A choked, ugly sob escaped his lips, and the sound of his own desperation horrified him. He found himself clinging to her, burying his face in the soft, rain-dampened fabric of her jacket. The scent of her perfume and the solid, reassuring warmth of her body became an anchor in the swirling vortex of his pain. He cried. He cried for the humiliation, for the loneliness, for the gnawing fear that was his constant companion. He cried until he was empty.

She just held him, one hand stroking his wet hair, her touch soothing the frantic, panicked rhythm of his heart. The rain beat a relentless tattoo on the gazebo roof around them, a wild and chaotic symphony, but in her arms, Rihan felt a profound, impossible silence. It was a pocket of peace, the eye of the storm, and he had never known anything like it.

After a long moment that could have been an eternity, she pulled back slightly, though her hands remained on his shoulders, a steadying, grounding presence. She looked directly into his eyes, her own gaze clear and resolute.

"From now on, you will always be with me," she said, her voice low and firm, each word a vow, a royal decree. "So that no one can ever hurt you again."

The declaration was so audacious, so absolute, that it left Rihan breathless. It was a fantasy he wouldn't have even dared to conjure in his most desperate, secret dreams. Him? With Ruhi Soni? The idea was ludicrous, a cosmic joke.

A nervous, half-hysterical laugh bubbled up from his chest. "Don't you think that'll be... like you've adopted me?" It was a weak, pathetic attempt at humour, a deflection from the overwhelming, terrifying intensity of the moment.

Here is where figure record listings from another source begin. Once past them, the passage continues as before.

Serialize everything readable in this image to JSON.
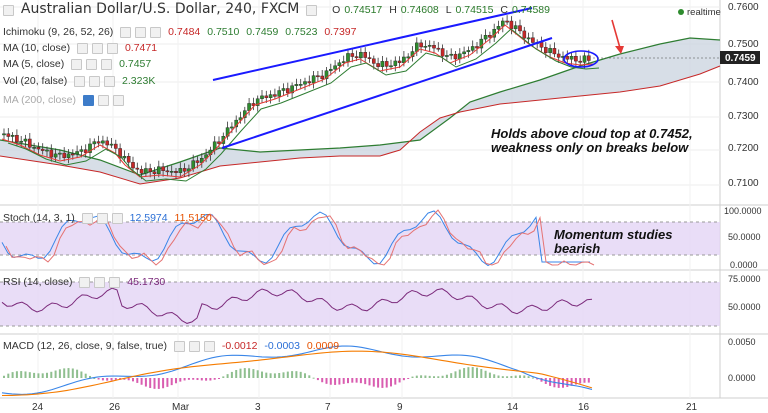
{
  "header": {
    "title": "Australian Dollar/U.S. Dollar, 240, FXCM",
    "ohlc_label": [
      "O",
      "H",
      "L",
      "C"
    ],
    "ohlc_values": [
      "0.74517",
      "0.74608",
      "0.74515",
      "0.74589"
    ],
    "realtime": "realtime"
  },
  "indicators": {
    "ichimoku": {
      "label": "Ichimoku (9, 26, 52, 26)",
      "values": [
        "0.7484",
        "0.7510",
        "0.7459",
        "0.7523",
        "0.7397"
      ]
    },
    "ma10": {
      "label": "MA (10, close)",
      "value": "0.7471"
    },
    "ma5": {
      "label": "MA (5, close)",
      "value": "0.7457"
    },
    "vol": {
      "label": "Vol (20, false)",
      "value": "2.323K"
    },
    "ma200": {
      "label": "MA (200, close)"
    }
  },
  "price_axis": {
    "ticks": [
      "0.7600",
      "0.7500",
      "0.7400",
      "0.7300",
      "0.7200",
      "0.7100"
    ],
    "current": "0.7459"
  },
  "annotations": {
    "cloud_note": [
      "Holds above cloud top at 0.7452,",
      "weakness only on breaks below"
    ],
    "momentum_note": [
      "Momentum studies",
      "bearish"
    ]
  },
  "stoch": {
    "label": "Stoch (14, 3, 1)",
    "values": [
      "12.5974",
      "11.5150"
    ],
    "ticks": [
      "100.0000",
      "50.0000",
      "0.0000"
    ]
  },
  "rsi": {
    "label": "RSI (14, close)",
    "value": "45.1730",
    "ticks": [
      "75.0000",
      "50.0000"
    ]
  },
  "macd": {
    "label": "MACD (12, 26, close, 9, false, true)",
    "values": [
      "-0.0012",
      "-0.0003",
      "0.0009"
    ],
    "ticks": [
      "0.0050",
      "0.0000"
    ]
  },
  "time_axis": {
    "ticks": [
      "24",
      "26",
      "Mar",
      "3",
      "7",
      "9",
      "14",
      "16",
      "21"
    ]
  },
  "colors": {
    "bull": "#2e8b2e",
    "bear": "#c62828",
    "cloud": "#c9d3df",
    "trendline": "#1a1aff",
    "ma_red": "#e53935",
    "ma_green": "#2e7d32",
    "stoch_fill": "#e4d5f5",
    "rsi_line": "#7b2a7b",
    "macd_line": "#3a86e8",
    "signal_line": "#f57c00"
  },
  "chart_data": {
    "type": "candlestick",
    "symbol": "AUDUSD",
    "timeframe": "240",
    "ylim": [
      0.7058,
      0.7618
    ],
    "xlabels": [
      "24",
      "26",
      "Mar",
      "3",
      "7",
      "9",
      "14",
      "16",
      "21"
    ],
    "last_close": 0.7459
  }
}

A small, enigmatic smile touched Ruhi's lips. It didn't quite reach her eyes, which remained locked on his with that unnerving seriousness. "You can think whatever you want," she replied, her voice as smooth as silk.

As she spoke, a jolt of memory, sharp and vivid, cut through Rihan's confusion. This wasn't the first time she had rescued him. He remembered his first day on campus, a trembling mess of anxiety, utterly lost in the sprawling, colonial-era labyrinth of the college. He'd been on the verge of a full-blown panic attack when a calm, musical voice had asked if he needed help and had personally guided him to his classroom. He remembered dropping his entire stack of new, expensive textbooks in a crowded hallway a few weeks later, the books scattering across the floor to the snickering amusement of other students. A gentle hand had helped him pick them up, while its owner glared at the snickering students until they fell silent and shuffled away. Each time, it had been her. Ruhi Soni.

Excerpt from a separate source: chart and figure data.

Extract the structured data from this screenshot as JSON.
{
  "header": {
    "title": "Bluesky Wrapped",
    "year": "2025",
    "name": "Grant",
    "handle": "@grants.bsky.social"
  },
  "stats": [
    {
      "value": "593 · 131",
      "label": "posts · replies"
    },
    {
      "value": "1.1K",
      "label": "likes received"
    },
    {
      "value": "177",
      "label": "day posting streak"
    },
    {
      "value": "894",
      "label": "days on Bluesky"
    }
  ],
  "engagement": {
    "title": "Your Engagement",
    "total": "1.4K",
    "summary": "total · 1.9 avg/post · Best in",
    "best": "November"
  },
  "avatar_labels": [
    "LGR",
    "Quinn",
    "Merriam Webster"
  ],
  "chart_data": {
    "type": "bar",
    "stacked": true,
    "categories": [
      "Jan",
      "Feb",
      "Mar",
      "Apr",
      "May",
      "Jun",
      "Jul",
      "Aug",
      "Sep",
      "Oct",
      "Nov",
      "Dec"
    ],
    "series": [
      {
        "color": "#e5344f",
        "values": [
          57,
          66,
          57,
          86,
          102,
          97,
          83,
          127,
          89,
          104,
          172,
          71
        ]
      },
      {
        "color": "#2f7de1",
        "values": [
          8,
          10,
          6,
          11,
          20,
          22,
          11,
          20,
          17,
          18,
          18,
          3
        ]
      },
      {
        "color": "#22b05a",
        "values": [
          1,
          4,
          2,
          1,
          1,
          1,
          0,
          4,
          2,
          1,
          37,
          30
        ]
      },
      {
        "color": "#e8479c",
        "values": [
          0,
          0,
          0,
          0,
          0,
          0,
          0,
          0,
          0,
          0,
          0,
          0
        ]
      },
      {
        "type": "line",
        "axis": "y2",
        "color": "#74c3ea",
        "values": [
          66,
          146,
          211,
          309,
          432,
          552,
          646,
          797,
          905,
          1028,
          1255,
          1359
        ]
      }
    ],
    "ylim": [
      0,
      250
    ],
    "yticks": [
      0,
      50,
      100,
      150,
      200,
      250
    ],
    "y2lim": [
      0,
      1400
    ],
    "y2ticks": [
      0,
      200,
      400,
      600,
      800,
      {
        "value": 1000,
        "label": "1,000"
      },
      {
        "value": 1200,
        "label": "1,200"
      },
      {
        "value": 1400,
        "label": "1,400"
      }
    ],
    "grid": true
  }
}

He had never made the connection, had never dared to think she had even noticed him beyond those fleeting, anonymous moments of kindness. But she had. She had always been there, a guardian angel watching from the periphery of his miserable existence.

The realization washed over him, a wave of warmth that fought back the cold dread in his soul. The delight, the sheer, unadulterated relief, was so potent it was dizzying. For him, in that moment, she wasn't just the College President; she was an angelic soul, a devi, a beacon of impossible kindness in his bleak, grey world. And she had just declared him under her protection.

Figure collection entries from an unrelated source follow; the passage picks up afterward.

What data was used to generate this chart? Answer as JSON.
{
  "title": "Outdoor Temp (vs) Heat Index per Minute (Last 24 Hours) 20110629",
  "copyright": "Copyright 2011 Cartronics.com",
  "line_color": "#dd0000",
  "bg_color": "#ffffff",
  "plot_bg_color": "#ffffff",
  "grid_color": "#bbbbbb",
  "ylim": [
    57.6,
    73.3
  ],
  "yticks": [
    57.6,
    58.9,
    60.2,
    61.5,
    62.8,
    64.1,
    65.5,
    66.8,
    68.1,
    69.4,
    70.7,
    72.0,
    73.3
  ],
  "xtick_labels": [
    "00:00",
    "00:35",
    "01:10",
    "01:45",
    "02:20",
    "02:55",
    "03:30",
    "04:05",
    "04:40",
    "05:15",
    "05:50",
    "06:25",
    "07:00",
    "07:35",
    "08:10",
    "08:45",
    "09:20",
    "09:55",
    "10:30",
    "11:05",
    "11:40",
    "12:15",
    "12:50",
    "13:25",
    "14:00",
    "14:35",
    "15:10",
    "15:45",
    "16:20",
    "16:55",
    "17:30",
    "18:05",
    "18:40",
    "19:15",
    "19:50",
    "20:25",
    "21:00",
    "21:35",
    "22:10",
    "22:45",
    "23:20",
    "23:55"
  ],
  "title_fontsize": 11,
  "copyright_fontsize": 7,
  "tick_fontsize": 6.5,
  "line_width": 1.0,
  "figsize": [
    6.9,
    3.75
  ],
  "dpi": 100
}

"Come," she said, standing up and pulling him gently to his feet. Her strength was surprising. "Let's get that head looked at."

As he stood, swaying slightly from the pain and emotional exhaustion, he leaned on her for support. For the first time, walking through the campus, he didn't feel like prey. With Ruhi Soni at his side, her arm linked firmly with his, he felt... safe.

And as they walked away from the lonely gazebo, Rihan Malik had no idea that he had just stepped out of the rain and into the eye of a far more dangerous, all-consuming storm.